I Missed The Boat on Spain


Dear readers,

first of all let me thank you for your trust and support. This blog is still very young and yet I ran into many amazing people so far who leave interesting, often informative or funny comments on this site. Thank you very much for being you.

My journey to blogging began when I was blocked on Twitter. My first post was about that experience and I deleted it when I realised how petty it is to even talk about it. I regret that now. Let me recall for you the experience!

I took to Twitter because of the consolidation of power under Angela Merkel and the descend of Germany in what I see as an autocracy. I don’t use the word lightly and I’m not petty.

So I went to twitter and found that many people who I admire were there, especially English-speaking intellectuals. At the time, only a few months ago, which is frightening enough, twitter was a free speech haven while Facebook went full-blown Chinese.

There were not many Germans on Twitter. The first thing I learnt was that nobody reads my stuff if I tweet in German. The second thing I learnt was that you have to provide a stream and shouldn’t obsess about a perfect post. In short, I adopted the culture of it. That also means: off-colour jokes. Yet, I was definitely tamer than really anybody in English-speaking countries. Within the approximately three weeks that I was there a boatload of Israeli embassy personnel followed my feed.

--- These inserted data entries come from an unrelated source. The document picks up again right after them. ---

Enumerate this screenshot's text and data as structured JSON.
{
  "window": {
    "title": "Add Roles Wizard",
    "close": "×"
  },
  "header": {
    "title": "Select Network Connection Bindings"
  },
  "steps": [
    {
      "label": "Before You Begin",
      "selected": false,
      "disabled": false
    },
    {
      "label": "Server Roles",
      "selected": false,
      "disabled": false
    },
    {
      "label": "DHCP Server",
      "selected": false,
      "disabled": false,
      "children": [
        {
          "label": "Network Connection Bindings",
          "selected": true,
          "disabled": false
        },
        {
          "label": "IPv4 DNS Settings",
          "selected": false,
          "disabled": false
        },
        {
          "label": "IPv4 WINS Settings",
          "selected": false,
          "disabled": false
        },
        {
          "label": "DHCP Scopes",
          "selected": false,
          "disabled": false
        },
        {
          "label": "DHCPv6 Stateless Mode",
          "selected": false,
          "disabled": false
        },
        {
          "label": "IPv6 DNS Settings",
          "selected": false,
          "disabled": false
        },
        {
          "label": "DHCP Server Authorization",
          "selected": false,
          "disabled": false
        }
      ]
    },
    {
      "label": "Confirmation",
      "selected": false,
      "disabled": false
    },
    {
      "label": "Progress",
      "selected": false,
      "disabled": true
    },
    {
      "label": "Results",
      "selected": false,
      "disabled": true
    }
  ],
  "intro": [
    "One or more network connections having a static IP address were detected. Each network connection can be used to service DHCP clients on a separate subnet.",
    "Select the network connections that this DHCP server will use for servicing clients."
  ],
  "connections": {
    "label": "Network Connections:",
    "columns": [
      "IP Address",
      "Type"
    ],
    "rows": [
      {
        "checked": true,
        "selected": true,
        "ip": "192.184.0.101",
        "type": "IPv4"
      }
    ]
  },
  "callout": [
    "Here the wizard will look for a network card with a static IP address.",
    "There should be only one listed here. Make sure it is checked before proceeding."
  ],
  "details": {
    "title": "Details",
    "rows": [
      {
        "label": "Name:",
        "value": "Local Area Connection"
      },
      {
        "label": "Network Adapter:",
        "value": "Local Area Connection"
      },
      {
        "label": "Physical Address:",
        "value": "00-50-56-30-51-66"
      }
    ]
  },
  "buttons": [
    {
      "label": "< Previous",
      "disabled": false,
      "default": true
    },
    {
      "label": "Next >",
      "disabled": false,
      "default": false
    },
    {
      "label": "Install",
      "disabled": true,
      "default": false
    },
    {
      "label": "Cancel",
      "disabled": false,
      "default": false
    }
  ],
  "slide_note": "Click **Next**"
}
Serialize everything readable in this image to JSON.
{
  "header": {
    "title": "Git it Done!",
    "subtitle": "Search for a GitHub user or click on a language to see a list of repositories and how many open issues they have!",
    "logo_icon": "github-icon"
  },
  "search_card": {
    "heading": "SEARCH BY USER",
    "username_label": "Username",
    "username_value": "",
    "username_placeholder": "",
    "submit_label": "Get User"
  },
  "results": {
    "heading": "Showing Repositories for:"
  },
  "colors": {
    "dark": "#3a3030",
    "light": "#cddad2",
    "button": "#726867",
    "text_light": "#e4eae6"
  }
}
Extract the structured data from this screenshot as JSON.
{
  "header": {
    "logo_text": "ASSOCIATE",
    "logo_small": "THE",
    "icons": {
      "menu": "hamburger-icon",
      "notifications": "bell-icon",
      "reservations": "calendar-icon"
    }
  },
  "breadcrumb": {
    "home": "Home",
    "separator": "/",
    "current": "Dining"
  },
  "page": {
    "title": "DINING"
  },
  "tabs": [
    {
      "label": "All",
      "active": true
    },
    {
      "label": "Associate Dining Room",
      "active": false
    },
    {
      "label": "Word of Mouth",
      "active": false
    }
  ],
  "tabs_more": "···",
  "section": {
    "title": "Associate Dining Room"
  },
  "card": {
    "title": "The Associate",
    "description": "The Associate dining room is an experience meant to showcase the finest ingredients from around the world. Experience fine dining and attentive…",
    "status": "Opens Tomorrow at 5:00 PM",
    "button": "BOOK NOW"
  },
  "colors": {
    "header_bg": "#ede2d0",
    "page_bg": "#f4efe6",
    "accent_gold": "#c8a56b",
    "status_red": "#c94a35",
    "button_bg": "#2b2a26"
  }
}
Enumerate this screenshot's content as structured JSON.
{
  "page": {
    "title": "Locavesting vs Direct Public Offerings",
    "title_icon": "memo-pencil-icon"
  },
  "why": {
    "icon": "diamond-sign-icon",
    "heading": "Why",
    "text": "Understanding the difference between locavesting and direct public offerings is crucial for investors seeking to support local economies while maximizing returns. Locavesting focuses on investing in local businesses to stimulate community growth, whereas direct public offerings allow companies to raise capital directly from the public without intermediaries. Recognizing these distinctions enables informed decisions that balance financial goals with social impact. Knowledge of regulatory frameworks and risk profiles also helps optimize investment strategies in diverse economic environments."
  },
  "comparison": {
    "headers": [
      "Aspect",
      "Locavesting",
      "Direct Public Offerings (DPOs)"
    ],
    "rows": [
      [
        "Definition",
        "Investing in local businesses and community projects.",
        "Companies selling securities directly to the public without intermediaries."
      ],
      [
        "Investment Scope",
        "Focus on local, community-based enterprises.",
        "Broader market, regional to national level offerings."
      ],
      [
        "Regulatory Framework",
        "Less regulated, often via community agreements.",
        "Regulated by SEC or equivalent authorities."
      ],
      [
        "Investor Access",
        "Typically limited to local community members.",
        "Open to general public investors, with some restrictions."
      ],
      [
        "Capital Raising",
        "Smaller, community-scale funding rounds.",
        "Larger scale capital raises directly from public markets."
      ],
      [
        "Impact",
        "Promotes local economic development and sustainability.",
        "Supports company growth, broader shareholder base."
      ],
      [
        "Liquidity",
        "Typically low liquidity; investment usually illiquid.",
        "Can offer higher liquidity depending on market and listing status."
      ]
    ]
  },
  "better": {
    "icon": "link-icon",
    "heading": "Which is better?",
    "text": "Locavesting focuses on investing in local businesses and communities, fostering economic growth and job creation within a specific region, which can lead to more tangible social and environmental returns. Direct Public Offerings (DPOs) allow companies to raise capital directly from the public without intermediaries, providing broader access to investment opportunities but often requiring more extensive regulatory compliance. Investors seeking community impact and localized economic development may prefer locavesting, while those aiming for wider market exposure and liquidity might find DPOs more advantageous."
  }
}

I was kicked off without explanation and I refuse to hand over my personal phone number to twitter. Facebook was off-limits and so I turned to blogging. Yet, I kept in mind what I learnt on twitter.

My twitter feed was not about my person but about my issue: the human rights situation in Germany. I retweeted and translated headlines from mainstream German newspapers into English, adding only little commentary. I learnt that I must be focussed and not litter my feed with too many things that are irrelevant. And, of course, the golden rule of writing: don’t bore!

WordPress plays by different rules. One has to write proper words and you don’t have an excuse to be lazy about providing a context. I noticed too late, after establishing an English-language following, that there was a German-language blogosphere. But I am ultimately glad about that because the German blogger style is somewhat different.

There are a few exceptions like Philosophia Perennis, JouWatch, or my follower Heimdall Warda who provide crisp eye-catching information. But the German style that appeals to a majority is the long, boring diatribe where relevant information is far and in between. The attitude is: If you can’t handle bore, you are not sophisticated!

Ultimately blogging in English gives me the opportunity to share things that are quick and funny. I don’t have to type up everything myself, but can refer to people who have done a good job. In the end I am only a wheel among many in the machinery of information distribution.

Despite my realisation that I have to be focussed, I noticed that I can’t get others to talk about Germany if I can’t talk about other countries. It seems to be a fair deal, yet in practice this is a difficult straddle.

So I looked out to other conservative blogs which talk about other countries. And I see great people like Aaron Sperber who covers Austria. If it wasn’t for the language, I’d definitely reblog him from time to time. I found Cliff Arroyo, a dude from Florida who blogs about his life in Poland. Just recently I had a run-in with the partly anonymous conservative Israeli bloggers of Simply Jews (obviously I covered Israel before and will try to strike a balance).

But I missed the Spain situation. We all know that something blew up with this Catalan referendum. It appears that the big news agencies and therefore the media in general did not report on the destruction of Spanish democracy in recent years. It comes to my attention only now and I realize how the critical Spanish were isolated in the same way as critically thinking Germans.

So here I am and I have no sources. I ask you. Do you have any suggestions where I can find a reasonable, conservative, English-language blog about the civil rights situation in Spain? It would be much appreciated.